The New Sudoku Players' Forum

[skgolfer]

Hi

I am new to this board. Have been solving these puzzles for a long time. Recently though in one particular book, I have run into a slew of puzzles that I can't seem to solve logically and always have to do some guess work. Is this typical, I thought the point was that there was always a logical answer. Just wondering if this is an illogical thought? Thanks.

[ab]

many public sources for sudoku publish puzzles that can be solved using a very limited set of techniques. typically singles, locked candidates and pairs, occasionally triples and x-wings and sometimes quads, swordfish, jellyfish and xy-wings. if you look through this section of the forum you'll see that there are many other solving techniques.

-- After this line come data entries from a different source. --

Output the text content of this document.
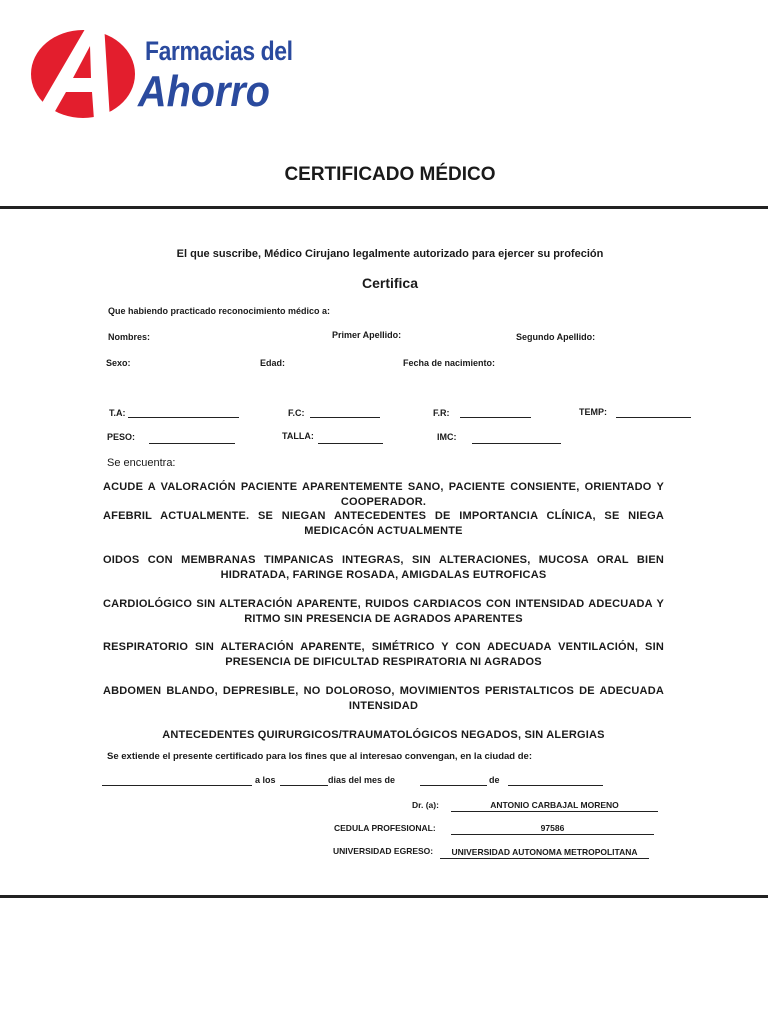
Farmacias del
Ahorro
CERTIFICADO MÉDICO
El que suscribe, Médico Cirujano legalmente autorizado para ejercer su profeción
Certifica
Que habiendo practicado reconocimiento médico a:
Nombres:	Primer Apellido:	Segundo Apellido:
Sexo:	Edad:	Fecha de nacimiento:
T.A:	F.C:	F.R:	TEMP:
PESO:	TALLA:	IMC:
Se encuentra:
ACUDE A VALORACIÓN PACIENTE APARENTEMENTE SANO, PACIENTE CONSIENTE, ORIENTADO Y COOPERADOR.
AFEBRIL ACTUALMENTE. SE NIEGAN ANTECEDENTES DE IMPORTANCIA CLÍNICA, SE NIEGA MEDICACÓN ACTUALMENTE
OIDOS CON MEMBRANAS TIMPANICAS INTEGRAS, SIN ALTERACIONES, MUCOSA ORAL BIEN HIDRATADA, FARINGE ROSADA, AMIGDALAS EUTROFICAS
CARDIOLÓGICO SIN ALTERACIÓN APARENTE, RUIDOS CARDIACOS CON INTENSIDAD ADECUADA Y RITMO SIN PRESENCIA DE AGRADOS APARENTES
RESPIRATORIO SIN ALTERACIÓN APARENTE, SIMÉTRICO Y CON ADECUADA VENTILACIÓN, SIN PRESENCIA DE DIFICULTAD RESPIRATORIA NI AGRADOS
ABDOMEN BLANDO, DEPRESIBLE, NO DOLOROSO, MOVIMIENTOS PERISTALTICOS DE ADECUADA INTENSIDAD
ANTECEDENTES QUIRURGICOS/TRAUMATOLÓGICOS NEGADOS, SIN ALERGIAS
Se extiende el presente certificado para los fines que al interesao convengan, en la ciudad de:
a los	dias del mes de	de
Dr. (a):	ANTONIO CARBAJAL MORENO
CEDULA PROFESIONAL:	97586
UNIVERSIDAD EGRESO:	UNIVERSIDAD AUTONOMA METROPOLITANA
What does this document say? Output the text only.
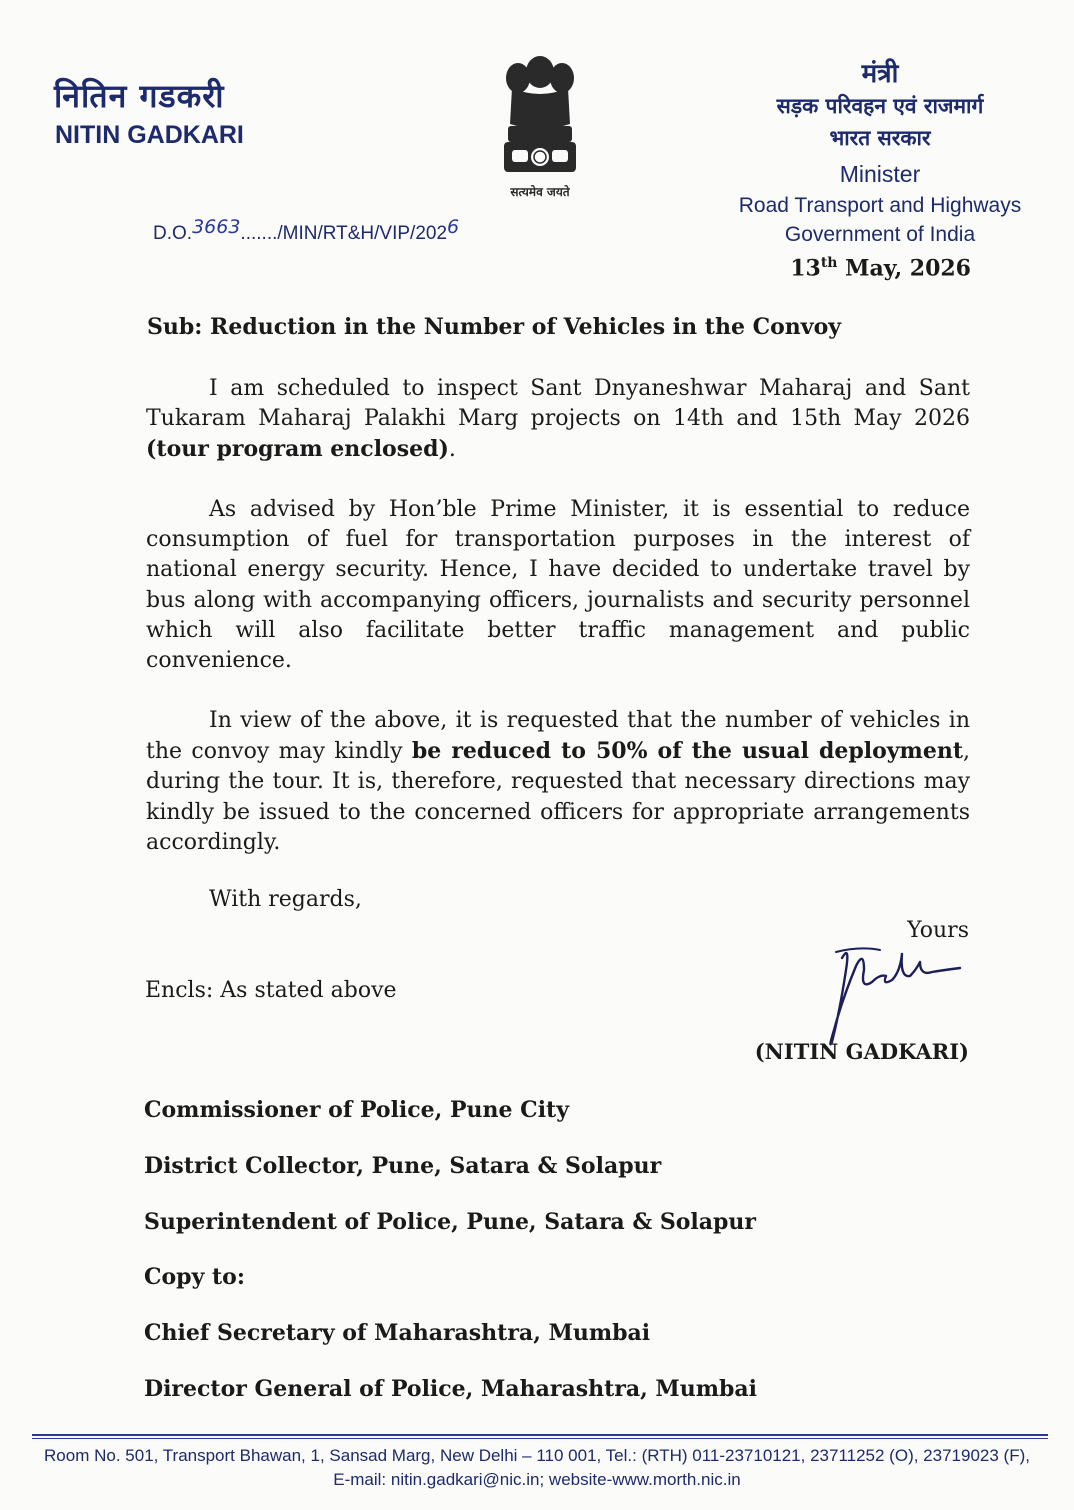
नितिन गडकरी
NITIN GADKARI
D.O.3663......./MIN/RT&H/VIP/2026
सत्यमेव जयते
मंत्री
सड़क परिवहन एवं राजमार्ग
भारत सरकार
Minister
Road Transport and Highways
Government of India
13th May, 2026
Sub: Reduction in the Number of Vehicles in the Convoy

I am scheduled to inspect Sant Dnyaneshwar Maharaj and Sant Tukaram Maharaj Palakhi Marg projects on 14th and 15th May 2026 (tour program enclosed).

As advised by Hon’ble Prime Minister, it is essential to reduce consumption of fuel for transportation purposes in the interest of national energy security. Hence, I have decided to undertake travel by bus along with accompanying officers, journalists and security personnel which will also facilitate better traffic management and public convenience.

In view of the above, it is requested that the number of vehicles in the convoy may kindly be reduced to 50% of the usual deployment, during the tour. It is, therefore, requested that necessary directions may kindly be issued to the concerned officers for appropriate arrangements accordingly.

With regards,
Yours
Encls: As stated above
(NITIN GADKARI)
Commissioner of Police, Pune City
District Collector, Pune, Satara & Solapur
Superintendent of Police, Pune, Satara & Solapur
Copy to:
Chief Secretary of Maharashtra, Mumbai
Director General of Police, Maharashtra, Mumbai
Room No. 501, Transport Bhawan, 1, Sansad Marg, New Delhi – 110 001, Tel.: (RTH) 011-23710121, 23711252 (O), 23719023 (F),
E-mail: nitin.gadkari@nic.in; website-www.morth.nic.in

it's hard to comment on the puzzles that have foxed you without seeing some examples. but they can probably be solved by techniques explained here.

[skgolfer]

Here is the puzzle and where I got to before I felt I needed to guess (apologies for the table):

Code: Select all

.------------------.---------------.-----------------.
| 5     24   124   | 8    6     7   | 9     3     12 |
| 128    7   128   | 9    3    15   | 6     4    125 |
| 6      9    3    | 14   2    145  | 8    17    157 |
:--------------------+--------------+----------------:
| 7     58   189   | 3    4     2   | 15     6   189 |
| 23   235    29   | 6    1     8   | 257   279    4 |
| 1248   6   1248  | 7    5     9   | 12    128    3 |
:------------------+----------------+----------------:
| 2389 238    6    | 12   7    13   |   4    5   189 |
| 2348   1    5    | 24   9     6   |  23   278   78 |
| 2349 234    7    | 5    8   134   | 123   129    6 |
'------------------'----------------'-----------------


[999_Springs]

From your candidate grid you seem to have only one place for 7 in column 7. Then you have a bunch of singles and an XY-wing.

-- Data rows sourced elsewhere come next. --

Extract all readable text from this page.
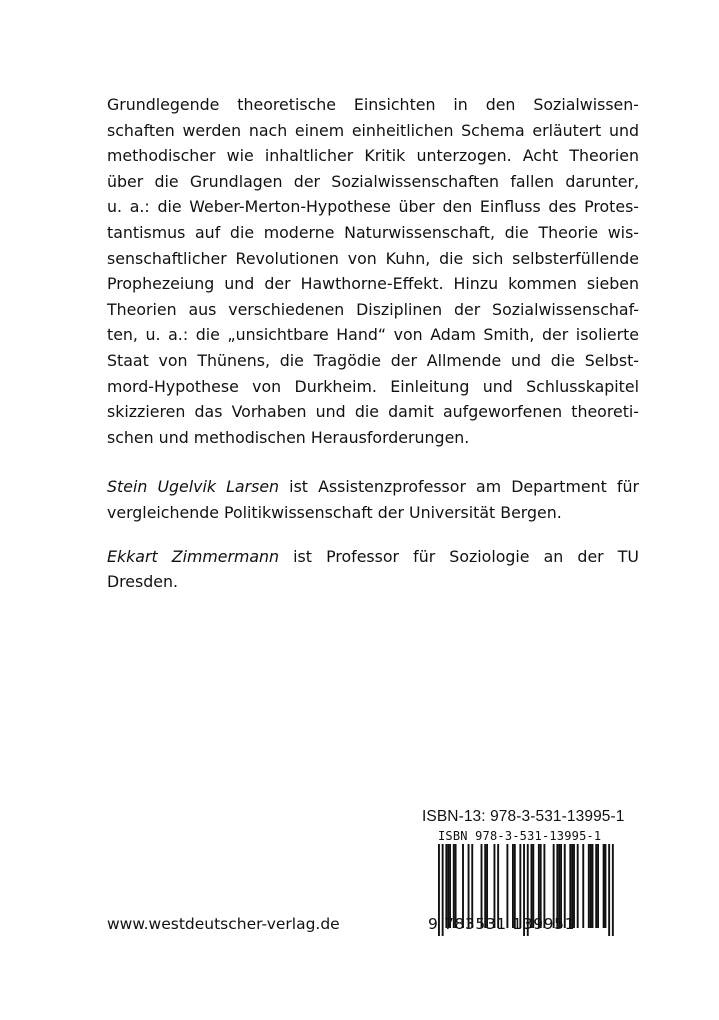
Grundlegende theoretische Einsichten in den Sozialwissen-
schaften werden nach einem einheitlichen Schema erläutert und
methodischer wie inhaltlicher Kritik unterzogen. Acht Theorien
über die Grundlagen der Sozialwissenschaften fallen darunter,
u. a.: die Weber-Merton-Hypothese über den Einfluss des Protes-
tantismus auf die moderne Naturwissenschaft, die Theorie wis-
senschaftlicher Revolutionen von Kuhn, die sich selbsterfüllende
Prophezeiung und der Hawthorne-Effekt. Hinzu kommen sieben
Theorien aus verschiedenen Disziplinen der Sozialwissenschaf-
ten, u. a.: die „unsichtbare Hand“ von Adam Smith, der isolierte
Staat von Thünens, die Tragödie der Allmende und die Selbst-
mord-Hypothese von Durkheim. Einleitung und Schlusskapitel
skizzieren das Vorhaben und die damit aufgeworfenen theoreti-
schen und methodischen Herausforderungen.
Stein Ugelvik Larsen ist Assistenzprofessor am Department für
vergleichende Politikwissenschaft der Universität Bergen.
Ekkart Zimmermann ist Professor für Soziologie an der TU
Dresden.
ISBN-13: 978-3-531-13995-1
ISBN 978-3-531-13995-1
9 783531 139951
www.westdeutscher-verlag.de
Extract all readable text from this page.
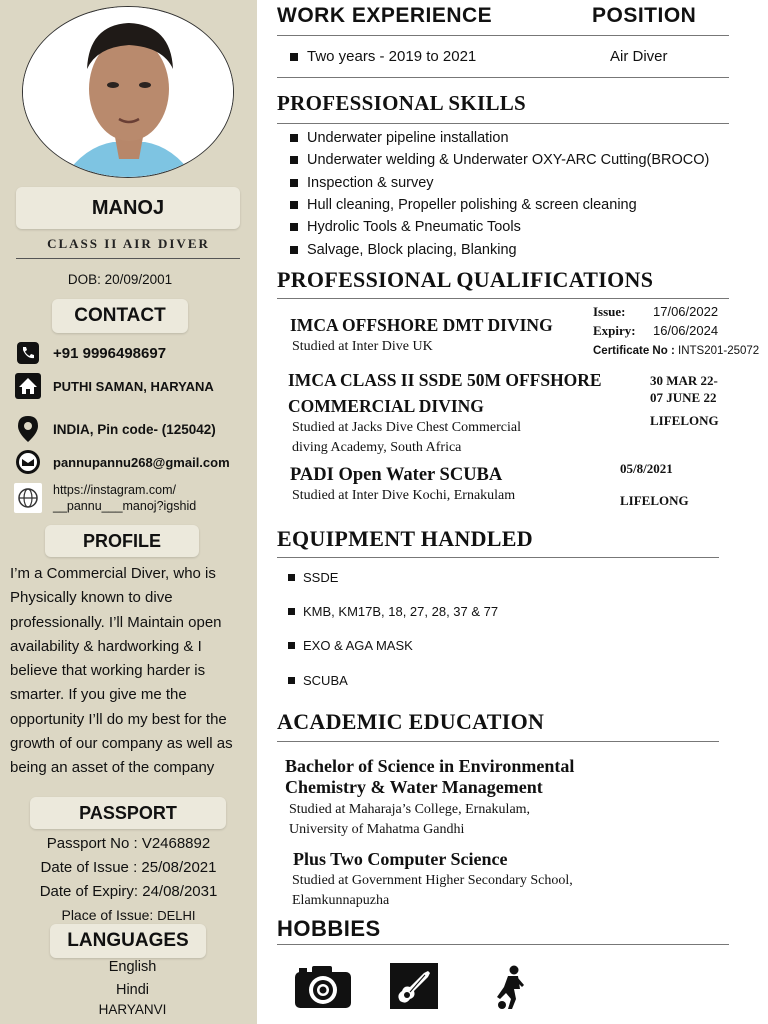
MANOJ
CLASS II AIR DIVER
DOB: 20/09/2001
CONTACT
+91 9996498697
PUTHI SAMAN, HARYANA
INDIA, Pin code- (125042)
pannupannu268@gmail.com
https://instagram.com/
__pannu___manoj?igshid
PROFILE
I’m a Commercial Diver, who is Physically known to dive professionally. I’ll Maintain open availability & hardworking & I believe that working harder is smarter. If you give me the opportunity I’ll do my best for the growth of our company as well as being an asset of the company
PASSPORT
Passport No : V2468892
Date of Issue : 25/08/2021
Date of Expiry: 24/08/2031
Place of Issue: DELHI
LANGUAGES
English
Hindi
HARYANVI
WORK EXPERIENCE	POSITION
Two years - 2019 to 2021	Air Diver
PROFESSIONAL SKILLS
Underwater pipeline installation
Underwater welding & Underwater OXY-ARC Cutting(BROCO)
Inspection & survey
Hull cleaning, Propeller polishing & screen cleaning
Hydrolic Tools & Pneumatic Tools
Salvage, Block placing, Blanking
PROFESSIONAL QUALIFICATIONS
IMCA OFFSHORE DMT DIVING
Studied at Inter Dive UK
Issue: 17/06/2022
Expiry: 16/06/2024
Certificate No : INTS201-25072
IMCA CLASS II SSDE 50M OFFSHORE
COMMERCIAL DIVING
Studied at Jacks Dive Chest Commercial
diving Academy, South Africa
30 MAR 22-
07 JUNE 22
LIFELONG
PADI Open Water SCUBA
Studied at Inter Dive Kochi, Ernakulam
05/8/2021
LIFELONG
EQUIPMENT HANDLED
SSDE
KMB, KM17B, 18, 27, 28, 37 & 77
EXO & AGA MASK
SCUBA
ACADEMIC EDUCATION
Bachelor of Science in Environmental
Chemistry & Water Management
Studied at Maharaja’s College, Ernakulam,
University of Mahatma Gandhi
Plus Two Computer Science
Studied at Government Higher Secondary School,
Elamkunnapuzha
HOBBIES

But perhaps you may not have eliminated 7 from r8c7 and left it out accidentally, so you can eliminate 7 from r8c7 like this:
7-r8c7=3=r8c1=4=r8c4-4-r3c4=4=r3c6=5=r3c9=7=r8c9-7-r8c7 => r8c7<>7.

[Luke]

I think 999_Springs correctly determined your position with the added 7. Here's a very short solution path using some basic strategies:

Code: Select all

.------------------.---------------.-----------------.
| 5     24   124   | 8    6     7   | 9     3   #12  |
| 128    7   128   | 9    3    15   | 6     4   #125 |
| 6      9    3    |*14   2    145  | 8   #17   #157 |
:--------------------+--------------+----------------:
| 7     58   189   | 3    4     2   | 15     6   189 |
| 23   235    29   | 6    1     8   | 257   279    4 |
| 1248   6   1248  | 7    5     9   | 12    128    3 |
:------------------+----------------+----------------:
| 2389 238    6    |*12   7    13   |   4    5  -189 |
| 2348   1    5    | 24   9     6   | 237   278   78 |
| 2349 234    7    | 5    8  -134   | 123   129    6 |
'------------------'----------------'-----------------


Empty rectangle (above).
Then a short discontinuous nice loop: [r8c7]=3=[r8c1]=4=[r8c4]-4-[r9c6]-3-[r9c7]=3=[r8c7]==>[r8c7]=3.
This will get you to here:

Code: Select all

 *--------------------------------------------------*
 | 5    24   124  | 8    6    7    | 9    3    12   |
 | 12   7    8    | 9    3    15   | 6    4    125  |
 | 6    9    3    | 14   2    145  | 8    17   157  |
 |----------------+----------------+----------------|
 | 7    8    19   | 3    4    2    | 5    6    19   |
 | 3    5    29   | 6    1    8    | 7    29   4    |
 | 124  6    124  | 7    5    9    | 12   8    3    |
 |----------------+----------------+----------------|
 | 89   23   6    | 12   7    13   | 4    5    89   |
 | 248  1    5    | 24   9    6    | 3    27   78   |
 | 249  234  7    | 5    8    34   | 12   129  6    |
 *--------------------------------------------------*


X-wing on 1 [r14c39], and a XY-wing: 17[r3c8], 27[r8c8], 12[r9c7].
Singles, and nary a guess.

[skgolfer]

Thanks, funny how sometimes you can work through these things and just not see some of the obvious moves no matter how much you stare at it.